Why Is It So Difficult to Talk Critically About Socially Engaged Art?

Ashley Duffalo

mnartists.org

December 10, 2014

an excerpt

I had another one-on-one interaction on that same visit with dancer Dolo McComb, who is a collaborator with BodyCartography Project, a Minneapolis-based choreography/dance confab who were resident artists in thinking making living from late October to mid-November. The afternoon I visited, BodyCartography was rehearsing their piece closer, which is best described as:

a practice in being present. It is a performance intervention for two strangers (audience and performer) in public space that evolves into a communal experience. It is an invitation for engagement and empathy. Together we will examine how the space of connection between performer and audience can function as a site for transformation. closer lays bare the power of live performance to facilitate a re-enchantment of physicality and presence.

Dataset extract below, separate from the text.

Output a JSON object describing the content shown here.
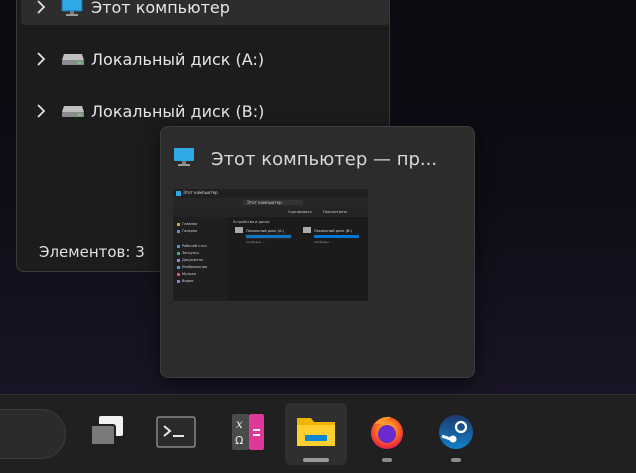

For 10 minutes, I followed McComb as she moved throughout the spaces of the Nash Gallery, trying to keep a safe distance, not knowing what to expect. What began as a slightly uncomfortable, self-conscious experience became something like an intimate wordless conversation. At one, transformative moment, McComb was standing right against me, shoulder to shoulder; our breath slowly synchronized, and I felt a great empathy for this woman I’ve never met. I also had an increased awareness of the space surrounding us, particularly when McComb was stretched out on the cold lobby floor while I sat on a bench nearby.